Toss the arugula with the dressing or just drizzle it on the plated greens. Top with a few of the mini peppers. Good luck with that peppers to greens ratio. It’s a tough balance.

Kale, White Bean, and Bacon Salad

There has been a period of time this summer where I would put a [rinsed and drained] can of white beans over greens of any kind and call it a salad day. The combination is refreshing, filling and easy all at the same time. Bonus points for being good for you. Of course the results of these endeavors generally end up not too photogenic [read: ugly] or we end up eating it all before I can take a photo. This was the one exception. Just in time for the rain to move back in.

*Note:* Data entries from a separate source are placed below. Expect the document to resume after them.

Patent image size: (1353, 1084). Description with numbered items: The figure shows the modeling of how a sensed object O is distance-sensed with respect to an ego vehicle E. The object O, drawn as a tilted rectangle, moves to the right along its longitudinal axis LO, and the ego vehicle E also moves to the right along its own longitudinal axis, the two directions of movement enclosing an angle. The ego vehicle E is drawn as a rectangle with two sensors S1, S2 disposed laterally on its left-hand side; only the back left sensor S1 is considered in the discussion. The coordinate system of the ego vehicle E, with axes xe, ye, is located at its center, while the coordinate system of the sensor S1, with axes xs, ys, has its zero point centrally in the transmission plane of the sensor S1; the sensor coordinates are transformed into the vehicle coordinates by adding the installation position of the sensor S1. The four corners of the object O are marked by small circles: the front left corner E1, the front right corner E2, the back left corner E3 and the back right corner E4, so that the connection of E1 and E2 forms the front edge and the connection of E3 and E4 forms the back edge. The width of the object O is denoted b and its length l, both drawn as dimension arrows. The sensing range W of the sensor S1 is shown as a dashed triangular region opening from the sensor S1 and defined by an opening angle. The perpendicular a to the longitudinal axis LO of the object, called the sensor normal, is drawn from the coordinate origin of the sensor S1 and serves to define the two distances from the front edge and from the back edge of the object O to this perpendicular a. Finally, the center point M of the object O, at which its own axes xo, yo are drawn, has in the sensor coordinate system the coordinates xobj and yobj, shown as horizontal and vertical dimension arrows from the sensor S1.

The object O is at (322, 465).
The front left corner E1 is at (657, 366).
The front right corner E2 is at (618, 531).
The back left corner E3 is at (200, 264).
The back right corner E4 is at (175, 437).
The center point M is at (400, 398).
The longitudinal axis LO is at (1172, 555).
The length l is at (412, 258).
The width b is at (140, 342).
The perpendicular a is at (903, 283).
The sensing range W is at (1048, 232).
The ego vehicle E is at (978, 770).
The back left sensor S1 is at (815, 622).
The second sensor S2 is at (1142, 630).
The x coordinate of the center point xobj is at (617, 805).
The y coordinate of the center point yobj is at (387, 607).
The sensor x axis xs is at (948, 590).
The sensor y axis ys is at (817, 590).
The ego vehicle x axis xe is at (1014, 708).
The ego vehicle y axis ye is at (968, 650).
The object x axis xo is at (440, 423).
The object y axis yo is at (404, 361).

Kale and I are friends. I enjoy that hearty green flavor that it carries, trendiness be damned. Massaging it in dressing or roasting it can generally make it more palatable for those who don’t share my fondness for green flavors. Substituting something else for the kale wouldn’t be the end of the world. I’ve had something similar with arugula and spinach without any real issue. Go lighter on the dressing if you do. In this case, the dressing is a simple one made of mostly staples that even my kitchen has [except for lemon zest, which I unceremoniously leave out 9/10 times]. Dijon mustard [and mustard in general] will always make me happy. I’m getting the hang of making dressings in a mason jar. The key is to actually get the seal on well enough so when you start shaking it, you don’t end up wearing it. That’s happened. At least twice.

Kale White Bean Salad

The table in the photo is of the new patio table! We haven’t spent nearly the amount of time I expected to out there this summer since the weather has been so unbearably hot and most of my time has been spent studying for CPA exams. When we had been getting out there, we managed to conjure up every nearby flying bug [flies, bees, and mosquitos] to join our party despite the use of mosquito repellant coils and candles. They’ve ran us off a couple of times because it’s just too much. Here’s to hoping the newfound cooler weather and rain runs them off so there can be a few more meals out there among the dying boxwoods and ferns. Seriously, the heat was too much. I’m ready for the partly cloudy, on-and-of rain we’ve been having.

Inspiration: White on Rice Couple


  • 1 bunch of flat leaf kale, ribs removed and torn into bite sized pieces
  • 4 slices of thick cut bacon, double if you can’t get thick, cut into bite sized pieces
  • 2 cloves of garlic, minced
  • 15oz can of white beans, drained and rinsed
  • 1/2 teaspoon Worcestershire sauce
  • 2 tablespoons olive oil
  • 2 tablespoons lemon juice
  • 1 teaspoon brown sugar
  • 1 1/2 teaspoons dijon mustard
  • 1/4 cup chopped parsley


In a jar, add the olive oil and the rest of the ingredients through the parsley. Add the lid and shake to mix together. Set aside. Alternatively you could whisk the ingredients in a bowl.

Heat a skillet on medium high heat. Add the bacon pieces. Cook until crispy. Remove them to a paper towel lined plate to drain.

Reduce the heat to medium on the pan and add the garlic for approximately 30 seconds, stirring often so it doesn’t burn and it gets coated in bacon grease. Add the kale to the pan, stirring occasionally until it starts to wilt. Add the beans and the Worcestershire sauce until the beans are warm.

Add the kale and beans to a large bowl. Add the bacon and dressing. Toss to combine and incorporate the dressing.

Serve warm [but it’s equally good cold].